My SVS prime towers like the higher volume to bring out the highs.
 
lovinthehd

lovinthehd

Audioholic Jedi
I had a salesman say that he owned Revel F206's rather than F208's because the Revel's "like power" and his room is about 400sq'. I understood it to mean he could give his F206's more power for the same volume.

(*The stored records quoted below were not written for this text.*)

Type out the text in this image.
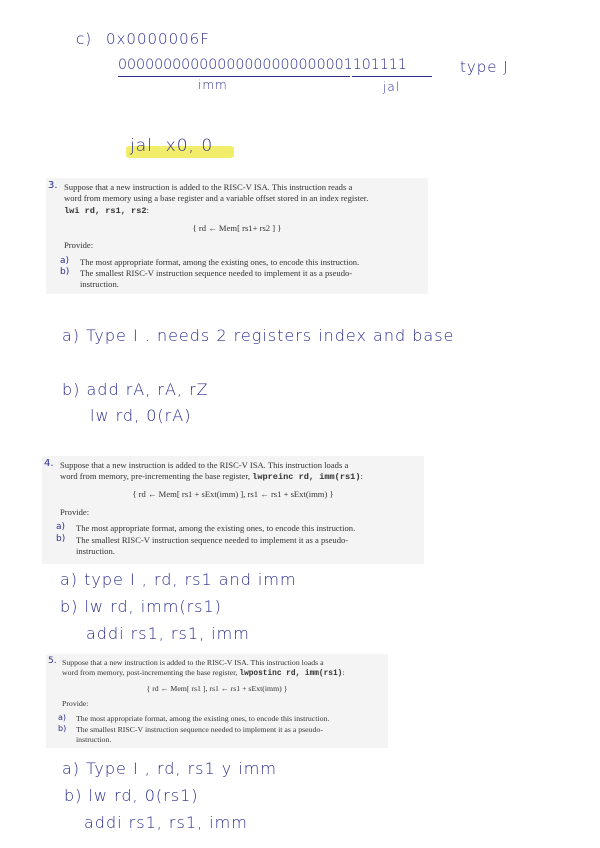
c) 0x0000006F
00000000000000000000000001101111
imm	jal
type J
jal  x0, 0
3. Suppose that a new instruction is added to the RISC-V ISA. This instruction reads a
word from memory using a base register and a variable offset stored in an index register.
lwi rd, rs1, rs2:
{ rd ← Mem[ rs1+ rs2 ] }
Provide:
a) The most appropriate format, among the existing ones, to encode this instruction.
b) The smallest RISC-V instruction sequence needed to implement it as a pseudo-
instruction.
a) Type I . needs 2 registers index and base
b) add rA, rA, rZ
lw rd, 0(rA)
4. Suppose that a new instruction is added to the RISC-V ISA. This instruction loads a
word from memory, pre-incrementing the base register, lwpreinc rd, imm(rs1):
{ rd ← Mem[ rs1 + sExt(imm) ], rs1 ← rs1 + sExt(imm) }
Provide:
a) The most appropriate format, among the existing ones, to encode this instruction.
b) The smallest RISC-V instruction sequence needed to implement it as a pseudo-
instruction.
a) type I , rd, rs1 and imm
b) lw rd, imm(rs1)
addi rs1, rs1, imm
5. Suppose that a new instruction is added to the RISC-V ISA. This instruction loads a
word from memory, post-incrementing the base register, lwpostinc rd, imm(rs1):
{ rd ← Mem[ rs1 ], rs1 ← rs1 + sExt(imm) }
Provide:
a) The most appropriate format, among the existing ones, to encode this instruction.
b) The smallest RISC-V instruction sequence needed to implement it as a pseudo-
instruction.
a) Type I , rd, rs1 y imm
b) lw rd, 0(rs1)
addi rs1, rs1, imm
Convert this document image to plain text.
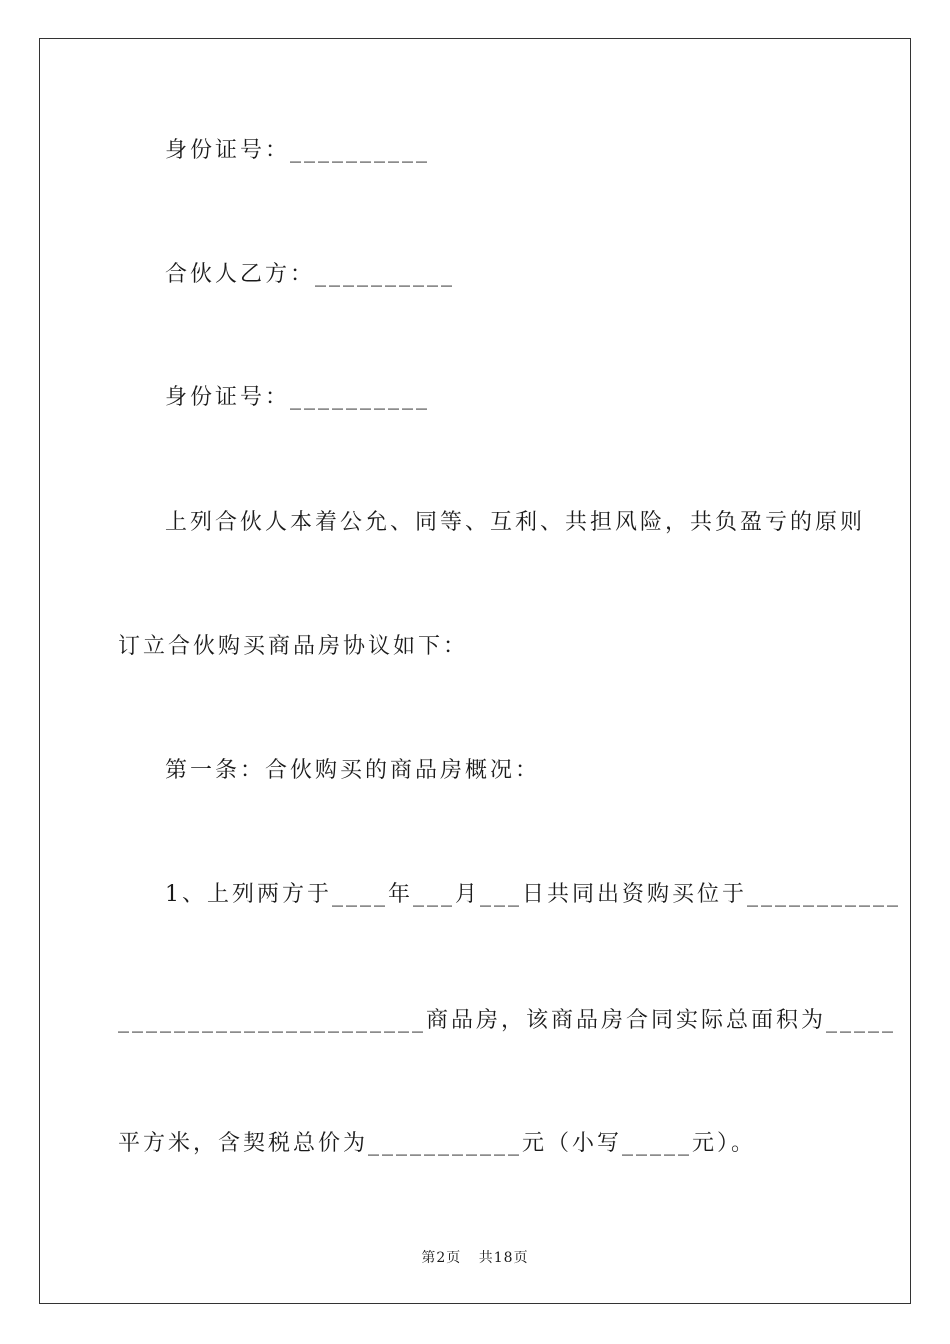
身份证号：__________
合伙人乙方：__________
身份证号：__________
上列合伙人本着公允、同等、互利、共担风险，共负盈亏的原则
订立合伙购买商品房协议如下：
第一条：合伙购买的商品房概况：
1、上列两方于____年___月___日共同出资购买位于___________
______________________商品房，该商品房合同实际总面积为_____
平方米，含契税总价为___________元（小写_____元）。
第2页 共18页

Does this make since, as they have the same tweeter and midrange drivers?
The F206 sensitivity is 88dB per spec page; F208 is 88.5dB per spec, so the 206 needs just a tiny bit more power to get to the same loudness level. Listening to audio salesmen....meh.
 
S

shadyJ

Speaker of the House
Staff member
It's theoretically possible that the impedance profile of the Revel speakers would be different enough for one to use a lot more current than the other for the same loudness level, but extremely unlikely. Revel would not screw up that badly. The speaker salesman lives in a world of make-believe.
 
cel4145

cel4145

Audioholic
Same speaker but different volume. Does more volume/more speaker excursion make the same speaker sound different?
If your speaker is being pushed to distortion, or the amp runs out of headroom, then yes because of those factors.

Otherwise, yes for a different reason. See the link that ski2xblack provided for you. Because of equal loudness contours, we perceive different amounts of bass and treble at different volumes. That's why vintage stereos often had loudness buttons on them. It was a bass and treble boost for listening at low volumes.